Strolling the King's Road is a must, and Antiquarius is perfect for affordable vintage things, like Art Deco match strikers and silver picture frames, while Taschen Books in Duke of York Square has beautiful art and fashion-centric tomes. Muji is a must for desk accessories, as is Partridge's for snack foods. The massive Peter Jones is the place for practical, Union Jack-bedecked things.
Grab a picnic at Finns of Chelsea (prepared salads and sandwiches) and head for the slightly secret Chelsea Physic Garden or the Royal Hospital Gardens. Or have a light lunch at Itsu on Draycott Avenue. The best of this chain of restaurants, the Chelsea outpost has table service and a vibrant atmosphere. Other foodie highlights include Tom's Kitchen, noted chef Tom Aiken's comfort food spot; Manicomio for stylish breakfast, lunch or dinner with Italian flair; and Bibendum for celebratory lunches involving oysters. For excellent Lebanese food, I love Al Dar on the King's Road, where the chicken schwarma more than makes up for the ambience.
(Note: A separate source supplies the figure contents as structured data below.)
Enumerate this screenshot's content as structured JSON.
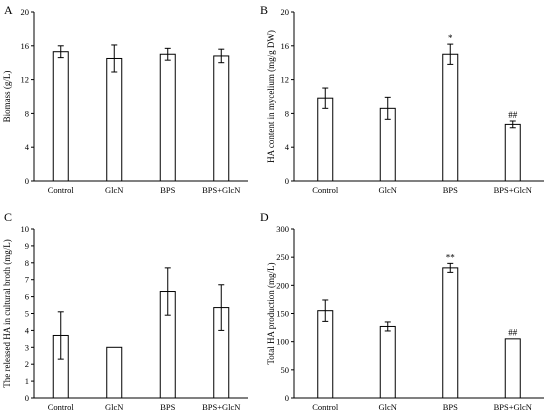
{
  "chart_data": [
    {
      "type": "bar",
      "panel": "A",
      "categories": [
        "Control",
        "GlcN",
        "BPS",
        "BPS+GlcN"
      ],
      "values": [
        15.3,
        14.5,
        15.0,
        14.8
      ],
      "errors": [
        0.7,
        1.6,
        0.7,
        0.8
      ],
      "annotations": [
        "",
        "",
        "",
        ""
      ],
      "ylabel": "Biomass (g/L)",
      "ylim": [
        0,
        20
      ],
      "yticks": [
        0,
        4,
        8,
        12,
        16,
        20
      ],
      "grid": false
    },
    {
      "type": "bar",
      "panel": "B",
      "categories": [
        "Control",
        "GlcN",
        "BPS",
        "BPS+GlcN"
      ],
      "values": [
        9.8,
        8.6,
        15.0,
        6.7
      ],
      "errors": [
        1.2,
        1.3,
        1.2,
        0.4
      ],
      "annotations": [
        "",
        "",
        "*",
        "##"
      ],
      "ylabel": "HA content in mycelium (mg/g DW)",
      "ylim": [
        0,
        20
      ],
      "yticks": [
        0,
        4,
        8,
        12,
        16,
        20
      ],
      "grid": false
    },
    {
      "type": "bar",
      "panel": "C",
      "categories": [
        "Control",
        "GlcN",
        "BPS",
        "BPS+GlcN"
      ],
      "values": [
        3.7,
        3.0,
        6.3,
        5.35
      ],
      "errors": [
        1.4,
        0.02,
        1.4,
        1.35
      ],
      "annotations": [
        "",
        "",
        "",
        ""
      ],
      "ylabel": "The released HA in cultural broth (mg/L)",
      "ylim": [
        0,
        10
      ],
      "yticks": [
        0,
        1,
        2,
        3,
        4,
        5,
        6,
        7,
        8,
        9,
        10
      ],
      "grid": false
    },
    {
      "type": "bar",
      "panel": "D",
      "categories": [
        "Control",
        "GlcN",
        "BPS",
        "BPS+GlcN"
      ],
      "values": [
        155,
        127,
        231,
        105
      ],
      "errors": [
        19,
        8,
        8,
        1
      ],
      "annotations": [
        "",
        "",
        "**",
        "##"
      ],
      "ylabel": "Total HA production (mg/L)",
      "ylim": [
        0,
        300
      ],
      "yticks": [
        0,
        50,
        100,
        150,
        200,
        250,
        300
      ],
      "grid": false
    }
  ],
  "colors": {
    "bar_fill": "#ffffff",
    "bar_stroke": "#000000",
    "axis": "#000000"
  }
}
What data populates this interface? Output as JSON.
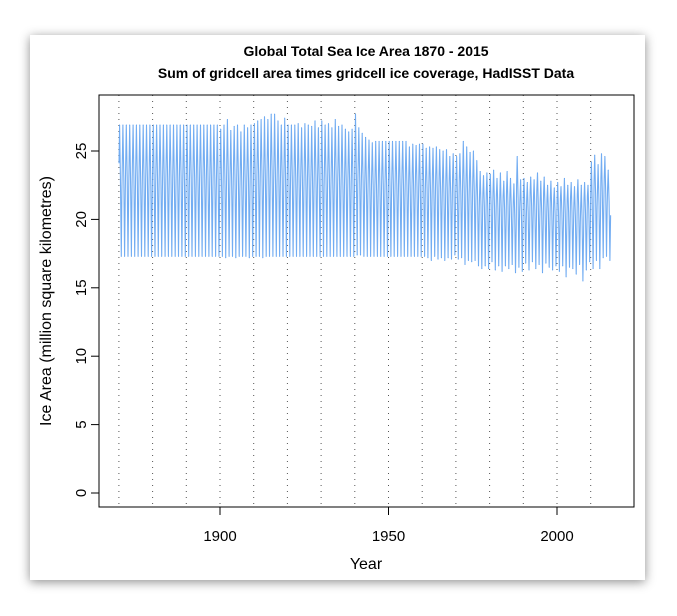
{
  "chart_data": {
    "type": "line",
    "title": "Global Total Sea Ice Area 1870 - 2015",
    "subtitle": "Sum of gridcell area times gridcell ice coverage, HadISST Data",
    "xlabel": "Year",
    "ylabel": "Ice Area (million square kilometres)",
    "xlim": [
      1865,
      2024
    ],
    "ylim": [
      -1,
      29
    ],
    "x_ticks": [
      "1900",
      "1950",
      "2000"
    ],
    "x_tick_values": [
      1900,
      1950,
      2000
    ],
    "y_ticks": [
      "0",
      "5",
      "10",
      "15",
      "20",
      "25"
    ],
    "y_tick_values": [
      0,
      5,
      10,
      15,
      20,
      25
    ],
    "grid": "vertical dotted lines every 10 years",
    "gridlines_x": [
      1870,
      1880,
      1890,
      1900,
      1910,
      1920,
      1930,
      1940,
      1950,
      1960,
      1970,
      1980,
      1990,
      2000,
      2010
    ],
    "line_color": "#5b9ff0",
    "series_note": "monthly values; annual maximum and minimum listed",
    "start_year": 1870,
    "annual_max": [
      26.9,
      26.9,
      26.9,
      26.9,
      26.9,
      26.9,
      26.9,
      26.9,
      26.9,
      26.9,
      26.9,
      26.9,
      26.9,
      26.9,
      26.9,
      26.9,
      26.9,
      26.9,
      26.9,
      26.9,
      26.9,
      26.9,
      26.9,
      26.9,
      26.9,
      26.9,
      26.9,
      26.9,
      26.9,
      26.9,
      26.6,
      26.9,
      27.3,
      26.5,
      26.8,
      26.9,
      26.4,
      26.9,
      26.7,
      26.9,
      27.0,
      27.2,
      27.3,
      27.5,
      27.3,
      27.7,
      27.7,
      27.2,
      26.9,
      27.4,
      26.9,
      26.9,
      26.9,
      27.0,
      26.7,
      27.0,
      26.9,
      26.8,
      27.2,
      26.7,
      27.2,
      26.9,
      27.0,
      26.7,
      27.3,
      26.8,
      26.9,
      26.6,
      26.4,
      26.6,
      27.7,
      26.7,
      26.3,
      26.0,
      25.8,
      25.6,
      25.7,
      25.7,
      25.7,
      25.7,
      25.7,
      25.7,
      25.7,
      25.7,
      25.7,
      25.7,
      25.3,
      25.5,
      25.4,
      25.5,
      25.5,
      25.2,
      25.3,
      25.2,
      25.3,
      25.1,
      25.0,
      25.1,
      24.6,
      24.8,
      24.6,
      24.8,
      25.7,
      25.3,
      24.9,
      25.0,
      24.3,
      23.5,
      23.2,
      23.4,
      23.3,
      23.6,
      23.0,
      23.4,
      22.8,
      23.5,
      23.0,
      22.6,
      24.6,
      22.9,
      23.0,
      22.7,
      23.1,
      22.9,
      23.4,
      22.8,
      23.1,
      22.5,
      22.8,
      22.3,
      22.7,
      22.4,
      23.0,
      22.5,
      22.7,
      22.4,
      22.9,
      22.5,
      22.7,
      22.5,
      24.2,
      24.7,
      24.0,
      24.8,
      24.6,
      23.6
    ],
    "annual_min": [
      17.3,
      17.3,
      17.3,
      17.3,
      17.3,
      17.3,
      17.3,
      17.3,
      17.3,
      17.3,
      17.3,
      17.3,
      17.3,
      17.3,
      17.3,
      17.3,
      17.3,
      17.3,
      17.3,
      17.3,
      17.3,
      17.3,
      17.3,
      17.3,
      17.3,
      17.3,
      17.3,
      17.3,
      17.3,
      17.3,
      17.3,
      17.2,
      17.3,
      17.3,
      17.2,
      17.3,
      17.3,
      17.3,
      17.2,
      17.3,
      17.3,
      17.3,
      17.2,
      17.3,
      17.3,
      17.3,
      17.3,
      17.3,
      17.3,
      17.3,
      17.3,
      17.3,
      17.3,
      17.3,
      17.3,
      17.3,
      17.3,
      17.3,
      17.3,
      17.3,
      17.3,
      17.3,
      17.3,
      17.3,
      17.3,
      17.3,
      17.3,
      17.3,
      17.3,
      17.3,
      17.4,
      17.4,
      17.3,
      17.3,
      17.3,
      17.3,
      17.3,
      17.3,
      17.3,
      17.3,
      17.3,
      17.3,
      17.3,
      17.3,
      17.3,
      17.3,
      17.3,
      17.3,
      17.3,
      17.3,
      17.3,
      17.2,
      17.0,
      17.3,
      17.1,
      17.2,
      17.0,
      17.2,
      17.1,
      17.4,
      17.1,
      17.2,
      16.7,
      17.0,
      16.9,
      17.0,
      16.6,
      16.4,
      16.6,
      16.4,
      16.9,
      16.3,
      16.6,
      16.2,
      16.6,
      16.4,
      16.7,
      16.1,
      16.5,
      16.2,
      16.8,
      16.3,
      16.9,
      16.4,
      16.7,
      16.1,
      16.8,
      16.5,
      16.3,
      16.6,
      16.2,
      16.6,
      15.8,
      16.5,
      16.4,
      16.0,
      16.7,
      15.5,
      16.3,
      16.9,
      16.4,
      17.0,
      16.4,
      17.2,
      17.3,
      17.0
    ]
  }
}
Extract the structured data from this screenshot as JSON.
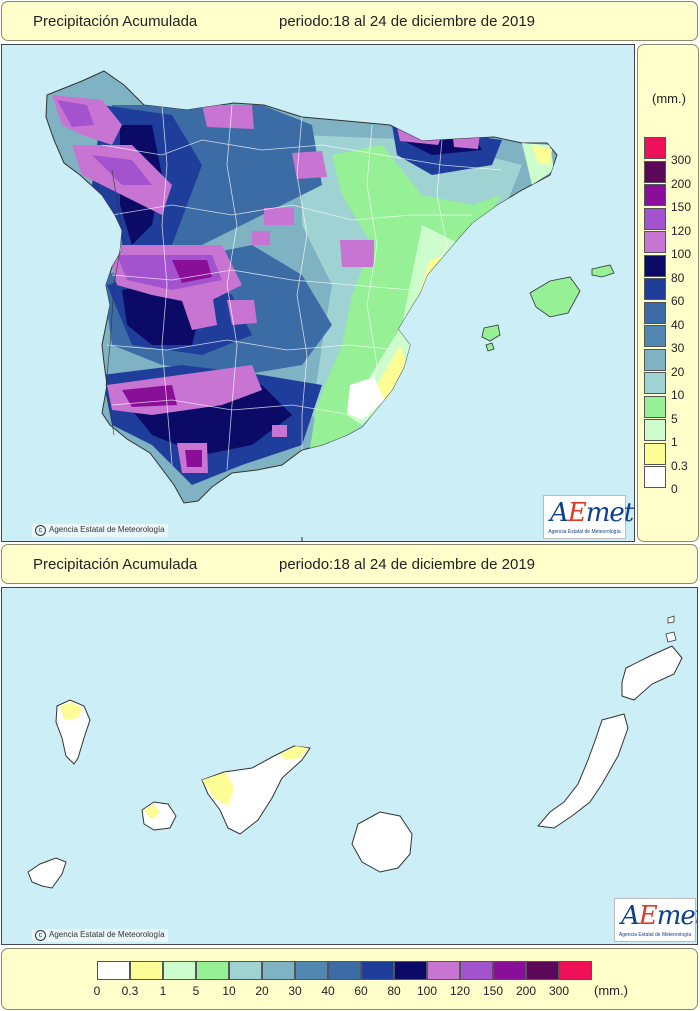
{
  "peninsula": {
    "title": "Precipitación Acumulada",
    "period": "periodo:18 al 24 de diciembre de 2019",
    "copyright": "Agencia Estatal de Meteorología",
    "logo": {
      "name_a": "A",
      "name_e": "E",
      "name_rest": "met",
      "subtitle": "Agencia Estatal de Meteorología"
    }
  },
  "canarias": {
    "title": "Precipitación Acumulada",
    "period": "periodo:18 al 24 de diciembre de 2019",
    "copyright": "Agencia Estatal de Meteorología",
    "logo": {
      "name_a": "A",
      "name_e": "E",
      "name_rest": "met",
      "subtitle": "Agencia Estatal de Meteorología"
    }
  },
  "legend": {
    "unit": "(mm.)",
    "bins": [
      {
        "label": "0",
        "color": "#ffffff"
      },
      {
        "label": "0.3",
        "color": "#fdfd96"
      },
      {
        "label": "1",
        "color": "#cdfdcd"
      },
      {
        "label": "5",
        "color": "#96f096"
      },
      {
        "label": "10",
        "color": "#9fd2d2"
      },
      {
        "label": "20",
        "color": "#7fb3c3"
      },
      {
        "label": "30",
        "color": "#5187b0"
      },
      {
        "label": "40",
        "color": "#3c6ca5"
      },
      {
        "label": "60",
        "color": "#1f3e9c"
      },
      {
        "label": "80",
        "color": "#0b0a66"
      },
      {
        "label": "100",
        "color": "#c874d2"
      },
      {
        "label": "120",
        "color": "#a453cf"
      },
      {
        "label": "150",
        "color": "#8a0f98"
      },
      {
        "label": "200",
        "color": "#5b0858"
      },
      {
        "label": "300",
        "color": "#f0105a"
      }
    ]
  }
}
For the best steak frites in town, go to La Brasserie, where the service is quite French. For a casual coffee or a light lunch, Baker & Spice is the place. Sit at a farmhouse table and order beautiful salads and baked goods, notably their enormous, signature meringues. This is a hip, farm-to-table spot that could easily flourish in the Berkshires or Williamsburg.
Good to Know
Chelsea closes early. Restaurants are finished by 10 p.m. and the streets get extremely quiet. On the side, the gastropubs are excellent (The Enterprise and Admiral Codrington are my favorites), flower vendors like Gilding the Lily are abundant, as are endless places for coffee including the café at Bibendum, Aubaine, and Poco.